From the Guidelines
The determination of brain death in adult patients on Extracorporeal Membrane Oxygenation (ECMO) should be based on a systematic approach that includes prerequisite conditions, neurological examination, and appropriate ancillary testing, as recommended by the most recent consensus guidelines 1. To determine brain death in adult ECMO patients, clinicians should first establish an irreversible cause of coma, exclude confounders such as hypothermia, severe metabolic or endocrine disturbances, and sedative medications, and ensure adequate blood pressure (typically mean arterial pressure >60 mmHg). The clinical examination should demonstrate absence of all brainstem reflexes, including pupillary, corneal, oculocephalic, oculovestibular, and gag reflexes, as well as absence of spontaneous respiration. For ECMO patients specifically, apnea testing presents unique challenges due to the extracorporeal circuit, and modified apnea testing can be performed by adjusting the sweep gas flow to allow PaCO2 to rise above 60 mmHg while maintaining oxygenation, as suggested by recent guidelines 1. If apnea testing cannot be safely performed, ancillary testing becomes mandatory, and acceptable ancillary tests include cerebral angiography showing absence of intracranial circulation, electroencephalography showing electrocerebral silence, transcranial Doppler showing absent cerebral blood flow, or nuclear medicine perfusion studies demonstrating absence of cerebral perfusion 1. Some key points to consider when determining brain death in ECMO patients include:
- Maintaining hemodynamic stability during testing
- Recognizing that the ECMO circuit itself may complicate interpretation of some tests
- Using a multimodality, multidisciplinary approach for neurological prognostication, including clinical/neurological examination, electrophysiological tests, and neuroimaging 1
- Avoiding the use of any single factor/tool as the sole indicator for patient prognosis 1 The determination should be made by physicians experienced in both neurological assessment and ECMO management, with at least two separate examinations typically performed 6-24 hours apart depending on institutional protocols.
From the Research
Determining Brain Death in Adult Patients on ECMO
- The determination of brain death in adult patients on Extracorporeal Membrane Oxygenation (ECMO) is a complex process, with various challenges and limitations 2, 3, 4, 5, 6.

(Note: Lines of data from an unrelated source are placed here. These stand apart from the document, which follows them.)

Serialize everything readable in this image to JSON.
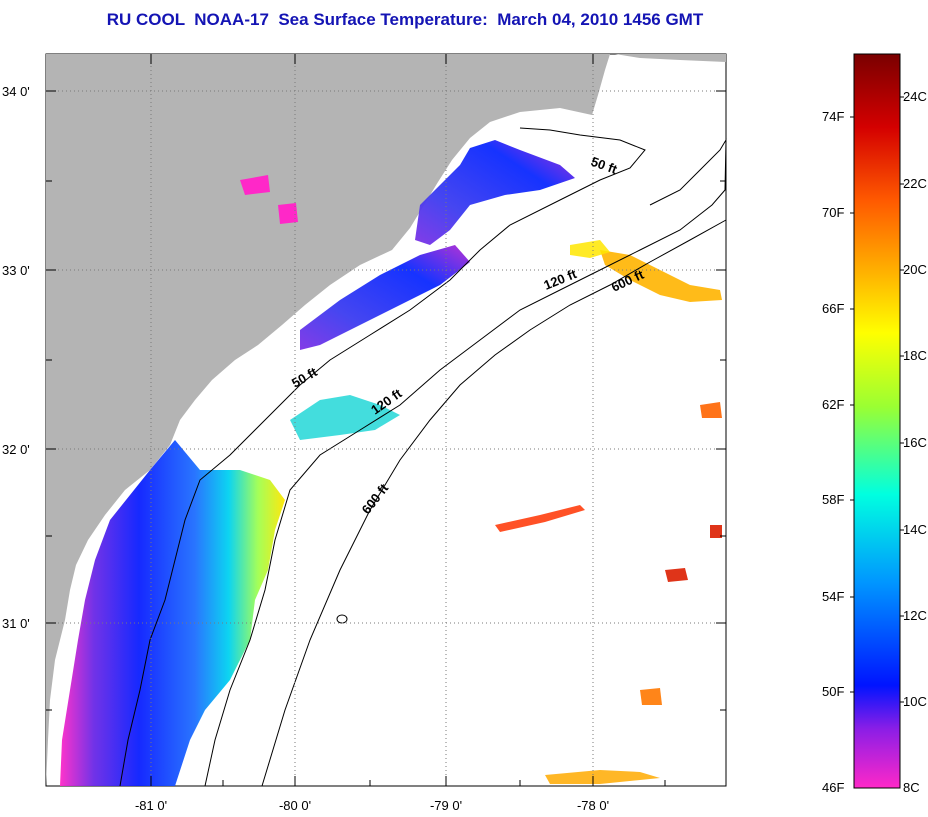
{
  "title": "RU COOL  NOAA-17  Sea Surface Temperature:  March 04, 2010 1456 GMT",
  "map": {
    "lon_labels": [
      "-81 0'",
      "-80 0'",
      "-79 0'",
      "-78 0'"
    ],
    "lat_labels": [
      "34 0'",
      "33 0'",
      "32 0'",
      "31 0'"
    ],
    "contour_labels": [
      "50 ft",
      "120 ft",
      "600 ft",
      "50 ft",
      "120 ft",
      "600 ft"
    ],
    "colors": {
      "land": "#b4b4b4",
      "cloud": "#ffffff",
      "isobath": "#000000",
      "grid": "#7a7a7a"
    }
  },
  "colorbar": {
    "fahrenheit_labels": [
      "74F",
      "70F",
      "66F",
      "62F",
      "58F",
      "54F",
      "50F",
      "46F"
    ],
    "celsius_labels": [
      "24C",
      "22C",
      "20C",
      "18C",
      "16C",
      "14C",
      "12C",
      "10C",
      "8C"
    ],
    "gradient_colors": [
      "#7a0000",
      "#d40000",
      "#ff5a00",
      "#ffb400",
      "#ffff00",
      "#9bff32",
      "#00ffe0",
      "#0096ff",
      "#0014ff",
      "#8c1ee6",
      "#ff28c8"
    ]
  }
}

- Apnea testing is a crucial component of brain death determination, but it can be difficult to perform in patients on ECMO due to the risk of hypoxia and hemodynamic instability 2, 4, 6.
- Several studies have proposed modifications to the apnea test to make it safer and more reliable in patients on ECMO, such as decreasing the ECMO sweep gas flow and increasing oxygen delivery 4, 6.

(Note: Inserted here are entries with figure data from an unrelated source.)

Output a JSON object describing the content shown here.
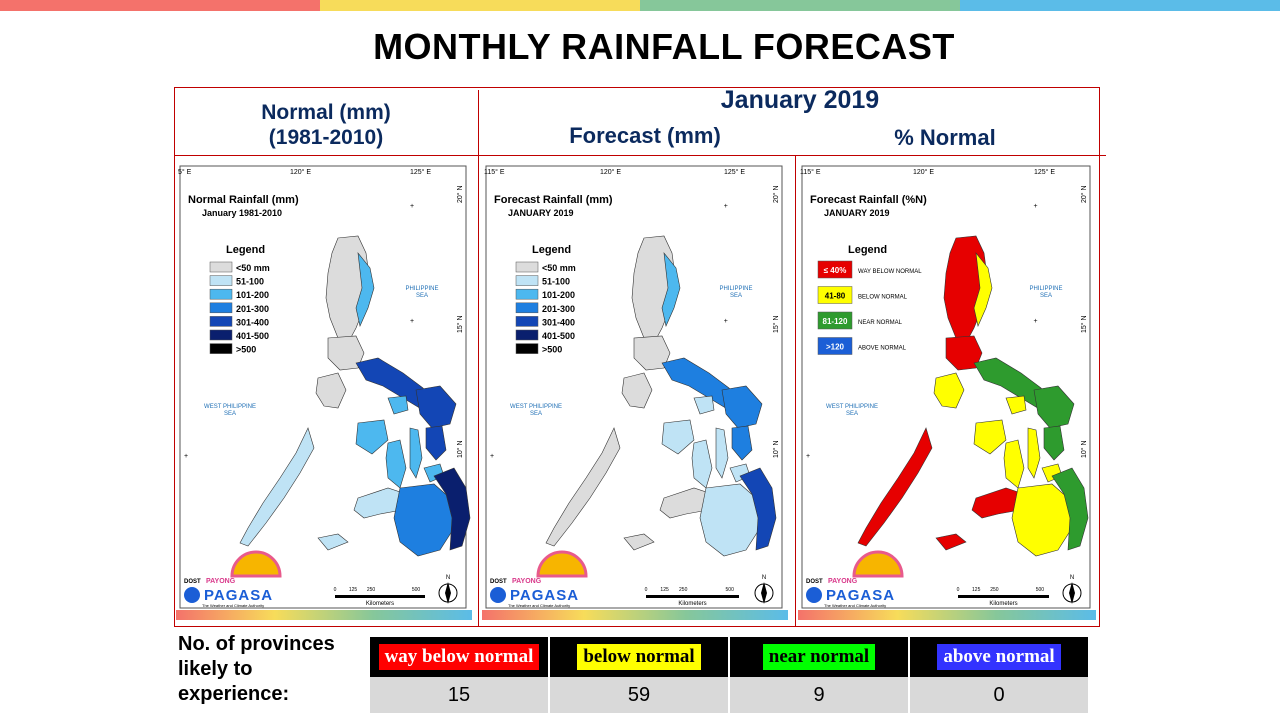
{
  "top_bar_colors": [
    "#f4726b",
    "#f7dc5a",
    "#86c79a",
    "#5bbce8"
  ],
  "title": "MONTHLY RAINFALL FORECAST",
  "header": {
    "normal_label": "Normal (mm)",
    "normal_period": "(1981-2010)",
    "month": "January 2019",
    "forecast_label": "Forecast (mm)",
    "percent_label": "% Normal"
  },
  "maps": [
    {
      "id": "normal",
      "title": "Normal Rainfall (mm)",
      "subtitle": "January 1981-2010",
      "legend_title": "Legend",
      "legend": [
        {
          "label": "<50 mm",
          "color": "#dcdcdc"
        },
        {
          "label": "51-100",
          "color": "#bfe3f5"
        },
        {
          "label": "101-200",
          "color": "#4db8ef"
        },
        {
          "label": "201-300",
          "color": "#1e7fe0"
        },
        {
          "label": "301-400",
          "color": "#1346b5"
        },
        {
          "label": "401-500",
          "color": "#0a1f6e"
        },
        {
          "label": ">500",
          "color": "#000000"
        }
      ]
    },
    {
      "id": "forecast",
      "title": "Forecast Rainfall (mm)",
      "subtitle": "JANUARY 2019",
      "legend_title": "Legend",
      "legend": [
        {
          "label": "<50 mm",
          "color": "#dcdcdc"
        },
        {
          "label": "51-100",
          "color": "#bfe3f5"
        },
        {
          "label": "101-200",
          "color": "#4db8ef"
        },
        {
          "label": "201-300",
          "color": "#1e7fe0"
        },
        {
          "label": "301-400",
          "color": "#1346b5"
        },
        {
          "label": "401-500",
          "color": "#0a1f6e"
        },
        {
          "label": ">500",
          "color": "#000000"
        }
      ]
    },
    {
      "id": "percent",
      "title": "Forecast Rainfall (%N)",
      "subtitle": "JANUARY 2019",
      "legend_title": "Legend",
      "legend": [
        {
          "label": "≤ 40%",
          "desc": "WAY BELOW NORMAL",
          "color": "#e60000"
        },
        {
          "label": "41-80",
          "desc": "BELOW NORMAL",
          "color": "#ffff00"
        },
        {
          "label": "81-120",
          "desc": "NEAR NORMAL",
          "color": "#2e9b2e"
        },
        {
          "label": ">120",
          "desc": "ABOVE NORMAL",
          "color": "#1b5ed6"
        }
      ]
    }
  ],
  "map_common": {
    "lon_labels": [
      "120° E",
      "125° E"
    ],
    "lon_labels_first": [
      "5° E",
      "115° E",
      "115° E"
    ],
    "lat_labels": [
      "20° N",
      "15° N",
      "10° N"
    ],
    "sea_east": [
      "PHILIPPINE",
      "SEA"
    ],
    "sea_west": [
      "WEST PHILIPPINE",
      "SEA"
    ],
    "scale_ticks": [
      "0",
      "125",
      "250",
      "500"
    ],
    "scale_unit": "Kilometers",
    "logo_dost": "DOST",
    "logo_payong": "PAYONG",
    "logo_pagasa": "PAGASA",
    "logo_tagline": "The Weather and Climate Authority",
    "north": "N"
  },
  "provinces_label": "No. of provinces likely to experience:",
  "categories": [
    {
      "label": "way below normal",
      "color": "#ff0000",
      "text_color": "#ffffff",
      "count": "15"
    },
    {
      "label": "below normal",
      "color": "#ffff00",
      "text_color": "#000000",
      "count": "59"
    },
    {
      "label": "near normal",
      "color": "#00ff00",
      "text_color": "#000000",
      "count": "9"
    },
    {
      "label": "above normal",
      "color": "#3333ff",
      "text_color": "#ffffff",
      "count": "0"
    }
  ]
}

- Ancillary tests, such as electroencephalogram, computed tomography angiography, and transcranial Doppler ultrasound, are often used to support the diagnosis of brain death in patients on ECMO, especially when the apnea test is nonconfirmatory or cannot be performed 3, 6.
- The use of ancillary tests can help to increase the accuracy of brain death determination in patients on ECMO, but the variability in practice and the lack of standardized protocols can make it challenging to determine brain death in these patients 3, 5, 6.
Apnea Testing in Patients on ECMO
- Apnea testing can be performed in patients on ECMO, but it requires careful consideration of the patient's hemodynamic and respiratory status 2, 4, 6.
- Decreasing the ECMO sweep gas flow and increasing oxygen delivery can help to make the apnea test safer and more reliable in patients on ECMO 4, 6.
- The apnea test should be performed by experienced clinicians who are familiar with the patient's condition and the ECMO equipment 2, 3, 4.
- The use of ancillary tests can help to support the diagnosis of brain death in patients on ECMO, especially when the apnea test is nonconfirmatory or cannot be performed 3, 6.
Ancillary Tests for Brain Death Determination
- Ancillary tests, such as electroencephalogram, computed tomography angiography, and transcranial Doppler ultrasound, can be used to support the diagnosis of brain death in patients on ECMO 3, 6.
- These tests can help to increase the accuracy of brain death determination in patients on ECMO, especially when the apnea test is nonconfirmatory or cannot be performed 3, 6.
- The choice of ancillary test depends on the patient's condition and the availability of equipment and expertise 3, 6.
- The use of ancillary tests should be guided by standardized protocols and clinical guidelines to ensure consistency and accuracy in brain death determination 5, 6.